Christopher B. Oakley, MD Reviewing Bear JJ et al., Neurology 2017 Aug 1; 89:469
A retrospective case analysis finds no association between occipital headache location and intracranial pathology.
The International Classification of Headache Disorders (ICHD-3 beta) suggests that headaches localizing to the occipital region in children may be indicative of an intracranial process. This sentiment, however, is not noted in the American Academy of Neurology (AAN) and Child Neurology Society (CNS) practice parameters. To determine if there is merit to the assumed association, researchers conducted a retrospective chart review study of patients presenting to a child neurology clinic in 2009.
Of nearly 600 patients screened, 308 were included in the study. Forty-two children reported pain in the occipital area, 21 exclusively. Overall, two thirds (205 of 308) received neuroimaging but almost 90% of those with occipital pain received imaging (37 of 42). Of all those imaged, only four had a concerning finding (2 tumors, 1 of which was considered incidental, and two with signs of increased intracranial pressure). None of the four reported occipital pain. The authors conclude that occipital pain in the absence of abnormal history or clinical findings is neither uncommon nor concerning for intracranial pathology yet leads to more imaging than other pediatric headaches.
The ongoing concern that occipital pain is indicative of an underlying intracranial process in pediatric headache patients prompted this study.

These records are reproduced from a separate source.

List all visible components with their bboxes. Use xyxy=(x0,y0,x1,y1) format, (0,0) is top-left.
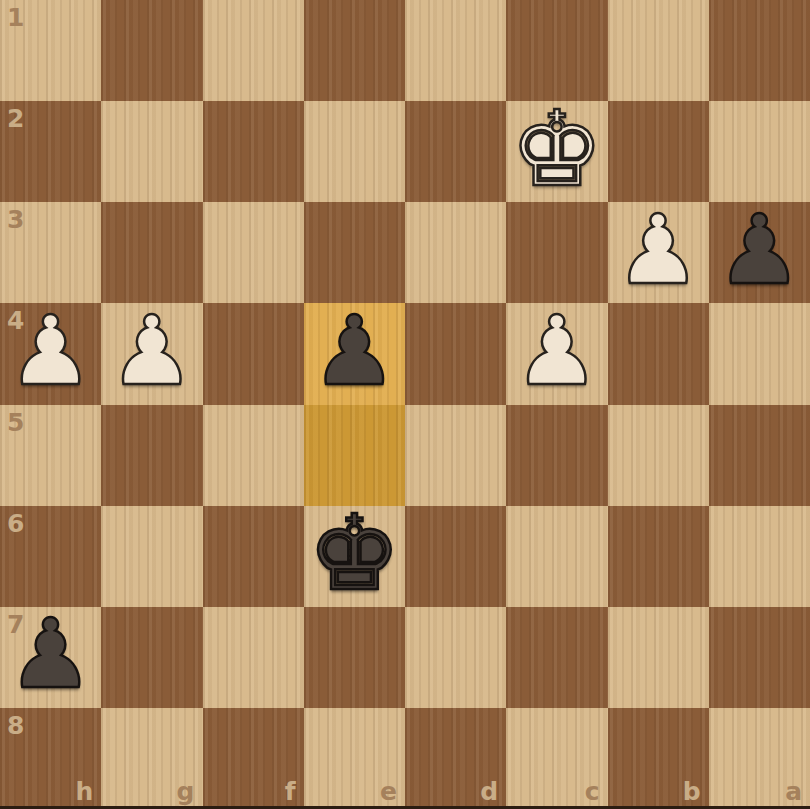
square-d1[interactable] xyxy=(405,0,506,101)
file-label-d: d xyxy=(480,779,498,804)
square-a5[interactable] xyxy=(709,405,810,506)
square-h3[interactable]: 3 xyxy=(0,202,101,303)
square-e6[interactable]: ♚ xyxy=(304,506,405,607)
square-d4[interactable] xyxy=(405,303,506,404)
square-g2[interactable] xyxy=(101,101,202,202)
square-a7[interactable] xyxy=(709,607,810,708)
square-a2[interactable] xyxy=(709,101,810,202)
rank-label-8: 8 xyxy=(7,713,24,738)
square-e4[interactable]: ♟ xyxy=(304,303,405,404)
rank-label-3: 3 xyxy=(7,207,24,232)
square-c4[interactable]: ♟ xyxy=(506,303,607,404)
square-f1[interactable] xyxy=(203,0,304,101)
square-b1[interactable] xyxy=(608,0,709,101)
board-grid: 12♚3♟♟4♟♟♟♟56♚7♟8hgfedcba xyxy=(0,0,810,809)
square-a6[interactable] xyxy=(709,506,810,607)
rank-label-5: 5 xyxy=(7,410,24,435)
square-e8[interactable]: e xyxy=(304,708,405,809)
white-pawn[interactable]: ♟ xyxy=(615,202,701,298)
square-b8[interactable]: b xyxy=(608,708,709,809)
square-b5[interactable] xyxy=(608,405,709,506)
square-f3[interactable] xyxy=(203,202,304,303)
square-c7[interactable] xyxy=(506,607,607,708)
square-h2[interactable]: 2 xyxy=(0,101,101,202)
square-a8[interactable]: a xyxy=(709,708,810,809)
square-g4[interactable]: ♟ xyxy=(101,303,202,404)
square-e7[interactable] xyxy=(304,607,405,708)
rank-label-6: 6 xyxy=(7,511,24,536)
white-pawn[interactable]: ♟ xyxy=(8,303,94,399)
file-label-e: e xyxy=(380,779,397,804)
square-c3[interactable] xyxy=(506,202,607,303)
square-f4[interactable] xyxy=(203,303,304,404)
square-b7[interactable] xyxy=(608,607,709,708)
square-e1[interactable] xyxy=(304,0,405,101)
square-f2[interactable] xyxy=(203,101,304,202)
black-pawn[interactable]: ♟ xyxy=(8,607,94,703)
square-b6[interactable] xyxy=(608,506,709,607)
square-d3[interactable] xyxy=(405,202,506,303)
white-king[interactable]: ♚ xyxy=(510,101,603,201)
square-g6[interactable] xyxy=(101,506,202,607)
square-a3[interactable]: ♟ xyxy=(709,202,810,303)
chess-board: 12♚3♟♟4♟♟♟♟56♚7♟8hgfedcba xyxy=(0,0,810,809)
square-e5[interactable] xyxy=(304,405,405,506)
square-g5[interactable] xyxy=(101,405,202,506)
black-pawn[interactable]: ♟ xyxy=(716,202,802,298)
black-king[interactable]: ♚ xyxy=(308,506,401,606)
square-h1[interactable]: 1 xyxy=(0,0,101,101)
square-g7[interactable] xyxy=(101,607,202,708)
square-d5[interactable] xyxy=(405,405,506,506)
file-label-b: b xyxy=(683,779,701,804)
square-g8[interactable]: g xyxy=(101,708,202,809)
square-f8[interactable]: f xyxy=(203,708,304,809)
square-d2[interactable] xyxy=(405,101,506,202)
white-pawn[interactable]: ♟ xyxy=(109,303,195,399)
square-b3[interactable]: ♟ xyxy=(608,202,709,303)
square-h5[interactable]: 5 xyxy=(0,405,101,506)
square-h4[interactable]: 4♟ xyxy=(0,303,101,404)
square-h8[interactable]: 8h xyxy=(0,708,101,809)
square-g1[interactable] xyxy=(101,0,202,101)
file-label-f: f xyxy=(285,779,296,804)
square-b2[interactable] xyxy=(608,101,709,202)
square-h7[interactable]: 7♟ xyxy=(0,607,101,708)
square-e2[interactable] xyxy=(304,101,405,202)
square-b4[interactable] xyxy=(608,303,709,404)
square-f7[interactable] xyxy=(203,607,304,708)
black-pawn[interactable]: ♟ xyxy=(311,303,397,399)
square-c1[interactable] xyxy=(506,0,607,101)
file-label-c: c xyxy=(585,779,600,804)
square-c8[interactable]: c xyxy=(506,708,607,809)
square-h6[interactable]: 6 xyxy=(0,506,101,607)
rank-label-2: 2 xyxy=(7,106,24,131)
rank-label-1: 1 xyxy=(7,5,24,30)
white-pawn[interactable]: ♟ xyxy=(514,303,600,399)
square-g3[interactable] xyxy=(101,202,202,303)
square-d7[interactable] xyxy=(405,607,506,708)
file-label-h: h xyxy=(75,779,93,804)
square-c5[interactable] xyxy=(506,405,607,506)
file-label-a: a xyxy=(785,779,802,804)
square-f5[interactable] xyxy=(203,405,304,506)
square-d8[interactable]: d xyxy=(405,708,506,809)
square-e3[interactable] xyxy=(304,202,405,303)
square-a1[interactable] xyxy=(709,0,810,101)
file-label-g: g xyxy=(177,779,195,804)
square-a4[interactable] xyxy=(709,303,810,404)
square-c6[interactable] xyxy=(506,506,607,607)
square-d6[interactable] xyxy=(405,506,506,607)
square-f6[interactable] xyxy=(203,506,304,607)
square-c2[interactable]: ♚ xyxy=(506,101,607,202)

The findings reaffirm the AAN and CNS pediatric headache practice parameters regarding neuroimaging — the key is the neurologic exam and history. Despite nearly all children with occipital headaches receiving neuroimaging, including computed tomography in many cases, occipital pain did not correlate with an underlying intracranial process, thus further making the case that the decision to image should not be based on pain location. In pediatric headache patients who have a nonconcerning history and normal exam, neuroimaging can generally be avoided, even in those with occipital pain.